If you are unemployed, you must pay the HZZO a fixed single amount of around $760 per annum for annual health insurance.

Your dependants will also be covered by your insurance. They will need to register with the HZZO, too.

The HZZO covers a range of healthcare, such as:

• Emergency treatment
• Primary care
• Hospitalisation
• Specialist treatment
• Medical tests
• Maternity care
• Prescriptions (there may be a small co-pay for your prescription charges)

GP visits will cost in the region of 10 Kn (just over US$1). Make sure the practice is signed up with the HZZO, or you could end up paying more. Then again, in comparison to the USA, charges are very low. Seeing a specialist could cost you around 300 Kn to 500 Kn (US$40 to US$70) per visit.

You will be charged a daily fee of 100 Kn (US$15) for a hospital stay. Patients’ fees are capped at 2000 Kn (US$295).

You will be charged a standard co-payment of 10 Kn (US$1) per prescription, or you may find that your prescription is free of charge in certain circumstances. You can buy a discount subscription for medication as well, which will entitle you to a reduction in cost.

You can also use an EHIC if you are an EU citizen – they are available from kiosks. However, you will only be able to use your EHIC in a state-approved medical institution, not in the private sector.

Experts note that mental health provision in Croatia is not of the same standard as, for instance, in the UK. It can be limited, particularly outside of the cities, and it is not commensurate with the quality of general and specialist healthcare in the country.

Private healthcare in Croatia

If you are living and working in Croatia, you will need to sign up with the HZZO, but you may additionally choose to take out private health cover, in order to avoid any lengthy waiting times and receive a higher quality of treatment. You will be able to sign up with either local providers, who do not have to be contracted partners of the HZZO, or international providers.

There are currently over 5000 private healthcare providers in Croatia, so you will find plenty of choice.
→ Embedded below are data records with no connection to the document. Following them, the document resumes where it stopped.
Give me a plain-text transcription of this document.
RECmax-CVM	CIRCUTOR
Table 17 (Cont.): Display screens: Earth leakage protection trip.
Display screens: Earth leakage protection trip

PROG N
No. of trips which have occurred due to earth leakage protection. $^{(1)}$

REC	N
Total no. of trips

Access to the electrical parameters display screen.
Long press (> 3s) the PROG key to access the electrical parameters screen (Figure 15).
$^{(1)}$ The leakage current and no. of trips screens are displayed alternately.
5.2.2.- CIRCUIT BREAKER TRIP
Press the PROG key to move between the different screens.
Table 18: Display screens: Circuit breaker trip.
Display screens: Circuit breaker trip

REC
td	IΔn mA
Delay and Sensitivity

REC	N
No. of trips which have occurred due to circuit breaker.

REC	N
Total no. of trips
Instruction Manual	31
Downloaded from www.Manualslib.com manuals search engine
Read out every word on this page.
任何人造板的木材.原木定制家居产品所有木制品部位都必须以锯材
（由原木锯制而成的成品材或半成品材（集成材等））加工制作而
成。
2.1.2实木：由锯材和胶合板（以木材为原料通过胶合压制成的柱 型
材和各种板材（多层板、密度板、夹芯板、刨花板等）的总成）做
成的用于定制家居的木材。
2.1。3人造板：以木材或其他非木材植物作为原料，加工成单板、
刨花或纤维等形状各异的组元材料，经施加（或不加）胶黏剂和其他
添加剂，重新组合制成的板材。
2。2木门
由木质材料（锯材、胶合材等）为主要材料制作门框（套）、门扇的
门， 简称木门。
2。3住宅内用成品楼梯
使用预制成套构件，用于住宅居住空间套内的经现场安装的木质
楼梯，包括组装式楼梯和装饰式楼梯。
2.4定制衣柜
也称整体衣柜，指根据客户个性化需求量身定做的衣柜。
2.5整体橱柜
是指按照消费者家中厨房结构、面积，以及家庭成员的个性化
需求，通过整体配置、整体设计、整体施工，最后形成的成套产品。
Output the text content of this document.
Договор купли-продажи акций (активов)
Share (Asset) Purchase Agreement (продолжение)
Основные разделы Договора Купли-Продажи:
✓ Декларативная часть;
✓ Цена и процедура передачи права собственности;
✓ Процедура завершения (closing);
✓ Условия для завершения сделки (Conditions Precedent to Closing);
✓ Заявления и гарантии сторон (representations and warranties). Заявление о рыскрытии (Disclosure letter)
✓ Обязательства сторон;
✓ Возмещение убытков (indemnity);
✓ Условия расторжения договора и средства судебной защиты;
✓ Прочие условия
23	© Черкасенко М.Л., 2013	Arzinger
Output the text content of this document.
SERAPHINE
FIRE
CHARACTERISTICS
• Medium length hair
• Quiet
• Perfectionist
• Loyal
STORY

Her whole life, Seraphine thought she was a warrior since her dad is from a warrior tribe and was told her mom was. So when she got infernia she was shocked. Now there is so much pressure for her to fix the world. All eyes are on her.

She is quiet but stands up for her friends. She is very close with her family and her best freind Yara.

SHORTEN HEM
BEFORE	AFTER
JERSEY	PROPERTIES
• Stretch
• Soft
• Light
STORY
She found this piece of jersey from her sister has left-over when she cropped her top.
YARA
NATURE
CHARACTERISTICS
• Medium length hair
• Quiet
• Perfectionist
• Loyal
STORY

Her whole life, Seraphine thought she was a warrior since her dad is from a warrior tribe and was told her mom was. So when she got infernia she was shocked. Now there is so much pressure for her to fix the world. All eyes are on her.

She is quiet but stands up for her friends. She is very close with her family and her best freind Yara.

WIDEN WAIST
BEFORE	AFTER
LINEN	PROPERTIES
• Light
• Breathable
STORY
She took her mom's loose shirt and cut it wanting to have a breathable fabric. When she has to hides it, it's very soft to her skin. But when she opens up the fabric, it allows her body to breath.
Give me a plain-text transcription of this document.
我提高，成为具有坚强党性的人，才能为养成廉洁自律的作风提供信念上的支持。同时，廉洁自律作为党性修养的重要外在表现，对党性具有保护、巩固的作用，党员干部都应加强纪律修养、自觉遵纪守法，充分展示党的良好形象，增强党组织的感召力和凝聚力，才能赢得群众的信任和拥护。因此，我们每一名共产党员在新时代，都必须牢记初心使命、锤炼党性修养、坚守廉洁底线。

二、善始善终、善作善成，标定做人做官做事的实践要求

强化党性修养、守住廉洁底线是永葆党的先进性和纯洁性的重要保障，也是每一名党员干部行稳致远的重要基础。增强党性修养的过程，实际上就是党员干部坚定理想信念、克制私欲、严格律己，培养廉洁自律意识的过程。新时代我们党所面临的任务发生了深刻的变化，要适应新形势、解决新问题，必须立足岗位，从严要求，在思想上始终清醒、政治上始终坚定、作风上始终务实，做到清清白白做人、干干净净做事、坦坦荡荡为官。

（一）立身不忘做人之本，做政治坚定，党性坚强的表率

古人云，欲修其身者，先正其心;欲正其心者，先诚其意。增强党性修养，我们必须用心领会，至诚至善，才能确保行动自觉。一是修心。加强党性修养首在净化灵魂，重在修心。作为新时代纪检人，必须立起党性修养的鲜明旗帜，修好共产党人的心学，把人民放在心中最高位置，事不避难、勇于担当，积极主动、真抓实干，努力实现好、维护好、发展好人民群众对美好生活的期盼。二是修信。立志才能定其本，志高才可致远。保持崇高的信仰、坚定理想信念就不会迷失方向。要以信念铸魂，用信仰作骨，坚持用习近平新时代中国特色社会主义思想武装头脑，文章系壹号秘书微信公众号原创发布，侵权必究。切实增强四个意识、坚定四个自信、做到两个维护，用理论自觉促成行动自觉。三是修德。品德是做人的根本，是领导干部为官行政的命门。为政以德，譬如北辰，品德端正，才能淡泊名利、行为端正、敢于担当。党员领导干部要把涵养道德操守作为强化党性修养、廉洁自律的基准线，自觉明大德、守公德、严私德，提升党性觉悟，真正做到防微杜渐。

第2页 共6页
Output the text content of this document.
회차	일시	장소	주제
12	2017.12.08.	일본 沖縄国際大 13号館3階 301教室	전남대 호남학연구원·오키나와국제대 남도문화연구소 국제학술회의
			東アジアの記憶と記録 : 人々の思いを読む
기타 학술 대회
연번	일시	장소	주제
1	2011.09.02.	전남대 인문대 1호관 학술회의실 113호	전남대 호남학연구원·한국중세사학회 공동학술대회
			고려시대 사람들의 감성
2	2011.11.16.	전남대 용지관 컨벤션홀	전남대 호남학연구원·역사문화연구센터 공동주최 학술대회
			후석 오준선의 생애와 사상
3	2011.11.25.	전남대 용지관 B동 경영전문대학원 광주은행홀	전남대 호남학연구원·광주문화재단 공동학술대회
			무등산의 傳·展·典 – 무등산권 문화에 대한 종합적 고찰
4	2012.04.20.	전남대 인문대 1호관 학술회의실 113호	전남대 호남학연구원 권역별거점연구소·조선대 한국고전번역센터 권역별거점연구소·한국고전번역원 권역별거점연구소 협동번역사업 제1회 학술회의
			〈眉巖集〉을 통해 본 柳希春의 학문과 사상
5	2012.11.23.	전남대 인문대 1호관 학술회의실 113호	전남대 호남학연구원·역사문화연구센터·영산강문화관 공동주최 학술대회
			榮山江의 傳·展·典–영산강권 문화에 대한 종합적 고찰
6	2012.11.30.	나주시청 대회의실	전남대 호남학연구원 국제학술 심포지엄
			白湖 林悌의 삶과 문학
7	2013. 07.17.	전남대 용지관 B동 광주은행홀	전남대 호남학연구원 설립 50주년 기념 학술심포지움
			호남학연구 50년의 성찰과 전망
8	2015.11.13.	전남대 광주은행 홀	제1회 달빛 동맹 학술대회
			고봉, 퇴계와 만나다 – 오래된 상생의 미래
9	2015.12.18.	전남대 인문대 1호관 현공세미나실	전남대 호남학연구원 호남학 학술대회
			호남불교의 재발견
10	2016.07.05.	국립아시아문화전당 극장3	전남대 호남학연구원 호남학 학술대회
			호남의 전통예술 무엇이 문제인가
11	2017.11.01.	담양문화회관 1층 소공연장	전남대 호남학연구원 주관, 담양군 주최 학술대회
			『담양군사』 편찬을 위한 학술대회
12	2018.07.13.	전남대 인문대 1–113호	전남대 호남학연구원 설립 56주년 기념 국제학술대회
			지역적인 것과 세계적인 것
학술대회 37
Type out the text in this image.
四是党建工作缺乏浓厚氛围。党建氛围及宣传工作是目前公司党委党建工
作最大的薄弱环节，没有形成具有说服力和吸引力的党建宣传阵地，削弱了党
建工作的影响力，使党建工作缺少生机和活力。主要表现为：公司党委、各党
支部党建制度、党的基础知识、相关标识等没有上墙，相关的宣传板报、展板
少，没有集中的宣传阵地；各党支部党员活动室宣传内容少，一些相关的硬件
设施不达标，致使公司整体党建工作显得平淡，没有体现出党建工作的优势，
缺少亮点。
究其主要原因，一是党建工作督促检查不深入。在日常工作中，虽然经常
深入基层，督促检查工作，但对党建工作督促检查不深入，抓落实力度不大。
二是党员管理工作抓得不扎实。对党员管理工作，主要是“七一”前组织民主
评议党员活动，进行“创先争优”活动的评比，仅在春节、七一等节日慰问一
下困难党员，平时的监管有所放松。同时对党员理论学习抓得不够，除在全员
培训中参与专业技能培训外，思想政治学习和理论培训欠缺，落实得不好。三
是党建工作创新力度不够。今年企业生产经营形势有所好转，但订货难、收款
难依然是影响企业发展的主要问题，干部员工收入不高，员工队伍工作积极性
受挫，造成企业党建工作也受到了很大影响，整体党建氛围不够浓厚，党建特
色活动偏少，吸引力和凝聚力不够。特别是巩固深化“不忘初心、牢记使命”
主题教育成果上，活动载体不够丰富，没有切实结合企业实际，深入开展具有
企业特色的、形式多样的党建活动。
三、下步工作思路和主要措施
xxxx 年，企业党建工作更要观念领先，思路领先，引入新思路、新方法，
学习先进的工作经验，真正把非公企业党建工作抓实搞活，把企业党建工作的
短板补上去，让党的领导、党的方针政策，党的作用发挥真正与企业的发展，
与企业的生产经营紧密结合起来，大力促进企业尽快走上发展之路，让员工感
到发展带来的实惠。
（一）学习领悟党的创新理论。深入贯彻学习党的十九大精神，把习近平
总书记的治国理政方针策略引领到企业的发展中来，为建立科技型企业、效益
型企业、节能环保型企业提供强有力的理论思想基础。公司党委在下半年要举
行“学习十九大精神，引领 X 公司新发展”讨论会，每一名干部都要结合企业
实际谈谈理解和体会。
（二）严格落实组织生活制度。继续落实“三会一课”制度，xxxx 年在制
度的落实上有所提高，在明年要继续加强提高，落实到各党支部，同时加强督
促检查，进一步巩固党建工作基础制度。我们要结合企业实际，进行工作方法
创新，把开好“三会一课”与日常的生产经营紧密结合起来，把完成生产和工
You may choose to take out private health cover in Croatia, so that you can avoid lengthy waiting times

Medical tourism is a rapidly developing sector in Croatia, due to the country’s high class, well-appointed private clinics, which are in beautiful settings and have highly trained, English-speaking medical personnel. Although it is a growing sector, health tourism has actually been established in the country for a long time, with the Hvar Health Society in 1868 aiming to establish the first hotel specialising in healthcare and wellbeing. Croatia’s first healthcare centre was established in Opatija in 1844. Looking forward, the government has pledged to invest around 400 million Kn into the medical tourism sector.

Zagreb has a number of world-class hospitals and private clinics, such as:

• Eye Clinic Svjetlost (which has treated around 350,000 patients)
• St. Catherine’s Specialty Hospital
• Polyclinic Bagatin (a local leader in cosmetic surgery)
• Akromion Hospital (a leader in orthopaedics)

Most medical tourists come for treatments such as:

• Dental care
• Elective surgery
• Fertility treatment
• Cosmetic surgery

Check with the clinic of your choice that they accept your health insurance, and check with your insurer whether you need pre-approval. It’s also worth seeing which form of payment your chosen clinic would prefer, as some may give a reduction for cash payments. You can also pay out of pocket – healthcare costs in the private sector are comparatively cheap in relation to in other European countries, but be aware that costs can mount up.